Sergi Arola - who suggests, dishes, cooks'em and then serves'em - is equally gorgeous

And dining in the hotel is an ABSOLUTE pleasure.  Remember the bar wraps around the sharp angle of the cheese-shaped hotel, ground floor.

One floor up, the same space becomes Arola, run by the hyperkinetically-gorgeous Sergi Arola. who seems to come out to talk to everyone about their choices, and he may well serve some of the dishes himself.

Since he is also running restaurants in both Barcelona and Madrid, and he has Mumbai and Verbier coming up, how does he manage to be in so many places, or is it more a Father Christmas scenario, there are masses of’em?

Typical Arola tapas-style dishes, eggplant on left, 'tin' of sardines on right, baby artichoke behnd

Like bedroom 116, Arola table settings are elaborate. At dinner, a black-printed white runner has patches of tomato red: white linen napkins are hand-embroidered with red or black flowers, and the Laguiole knives have black handles.. Drinking glasses are red.

As canapés you get halves of tomato, plus garlic halves, salt and bits of already-toasted bread: after making-martinis in the bedroom, here you make-bruschettas in the restaurant.  Next comes tastings of a tomato-garlic and almond dip, a shot glass of parsnip soup topped with truffle crème, and the meal begins. Tapas-style, choose what you want.

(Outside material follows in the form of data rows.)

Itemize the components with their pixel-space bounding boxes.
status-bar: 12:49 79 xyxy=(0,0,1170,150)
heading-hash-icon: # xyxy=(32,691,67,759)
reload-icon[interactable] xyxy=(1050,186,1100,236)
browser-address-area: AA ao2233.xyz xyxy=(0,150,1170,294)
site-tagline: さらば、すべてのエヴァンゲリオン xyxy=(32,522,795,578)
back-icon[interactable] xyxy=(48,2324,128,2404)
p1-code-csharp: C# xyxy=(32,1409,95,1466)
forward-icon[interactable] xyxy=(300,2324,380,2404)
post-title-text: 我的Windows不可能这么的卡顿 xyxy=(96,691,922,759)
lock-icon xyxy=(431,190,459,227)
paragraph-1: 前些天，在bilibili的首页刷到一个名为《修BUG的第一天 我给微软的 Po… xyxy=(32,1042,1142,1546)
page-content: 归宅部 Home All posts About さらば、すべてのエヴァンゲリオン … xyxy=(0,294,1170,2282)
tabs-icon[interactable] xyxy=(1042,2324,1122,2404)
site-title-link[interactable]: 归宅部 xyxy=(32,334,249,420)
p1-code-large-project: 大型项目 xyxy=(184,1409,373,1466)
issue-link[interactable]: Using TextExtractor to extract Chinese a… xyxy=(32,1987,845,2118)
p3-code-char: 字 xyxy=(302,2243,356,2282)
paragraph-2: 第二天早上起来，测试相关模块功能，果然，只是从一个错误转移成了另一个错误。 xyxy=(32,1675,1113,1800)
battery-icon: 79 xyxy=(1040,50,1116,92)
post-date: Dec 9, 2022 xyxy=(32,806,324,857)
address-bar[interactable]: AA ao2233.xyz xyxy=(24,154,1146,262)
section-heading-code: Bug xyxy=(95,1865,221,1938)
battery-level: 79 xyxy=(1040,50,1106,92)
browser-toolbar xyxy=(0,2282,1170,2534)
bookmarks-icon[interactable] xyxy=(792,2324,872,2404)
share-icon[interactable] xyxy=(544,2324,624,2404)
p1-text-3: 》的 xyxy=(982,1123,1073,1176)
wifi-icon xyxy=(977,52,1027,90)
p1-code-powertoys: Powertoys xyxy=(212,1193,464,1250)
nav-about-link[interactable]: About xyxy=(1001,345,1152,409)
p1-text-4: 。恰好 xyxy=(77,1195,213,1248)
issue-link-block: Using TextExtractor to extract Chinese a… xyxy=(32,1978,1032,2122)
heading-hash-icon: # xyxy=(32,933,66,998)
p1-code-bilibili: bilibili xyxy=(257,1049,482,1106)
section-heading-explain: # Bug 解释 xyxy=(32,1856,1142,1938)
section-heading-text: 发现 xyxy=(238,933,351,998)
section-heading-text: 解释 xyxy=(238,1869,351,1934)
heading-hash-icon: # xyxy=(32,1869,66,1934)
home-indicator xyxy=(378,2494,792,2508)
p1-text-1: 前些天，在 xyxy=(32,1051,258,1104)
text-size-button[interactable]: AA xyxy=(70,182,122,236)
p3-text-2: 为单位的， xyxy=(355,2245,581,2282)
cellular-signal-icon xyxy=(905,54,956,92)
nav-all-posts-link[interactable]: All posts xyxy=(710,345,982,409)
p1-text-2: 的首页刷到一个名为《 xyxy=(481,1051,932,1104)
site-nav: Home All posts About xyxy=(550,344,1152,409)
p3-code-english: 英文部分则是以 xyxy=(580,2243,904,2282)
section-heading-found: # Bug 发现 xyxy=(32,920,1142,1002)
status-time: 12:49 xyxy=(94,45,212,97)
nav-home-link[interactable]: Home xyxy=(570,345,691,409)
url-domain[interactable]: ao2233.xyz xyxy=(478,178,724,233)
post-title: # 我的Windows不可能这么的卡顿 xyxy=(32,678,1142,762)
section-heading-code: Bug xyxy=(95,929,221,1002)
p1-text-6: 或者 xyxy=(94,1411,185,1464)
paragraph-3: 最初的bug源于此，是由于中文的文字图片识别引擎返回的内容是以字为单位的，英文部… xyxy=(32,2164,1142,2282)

A long white dish held delicate mouthfuls of eggplant, another had baby artichoke fried as in Andalusia and served on bibb lettuce. Marinated sardine fillets were rolled and served in a metal-look china ‘sardine tin’.  The knife-cut tower of beef tartare was bound with an egg yolk, and served with Poilâne crustless toasts. This is, to my mind, real luxury dining for today’s global traveller.

At breakfast, Arola tables' cloth runners are removed, and a fixed upper shelf is added, with cereal jars and, just visible to the right, a copy of today's Le Figaro and International Herald Tribune

How to follow that today?  It would be great to have time to head to Galerie Lafayette, only five minutes’ walk away to the north, or rue Faubourg, ten minutes to the south, but Eurostar awaits.  Anyway, a run round the Opéra and to Madeleine and back helped start the programme, and then it was back down to Arola for breakfast.

There is even a fixed over-table structure to hold cereal jars and folded copies of Le Figaro and the International Herald Tribune. The jams and butters are French (Andrésy and Beurre d’Echiré).  Oh, I forgot to say, the bed was truly Heavenly.  Barry Sternlicht, when you first thought up W, thank you for putting emphasis on the benefits of a good night’s sleep.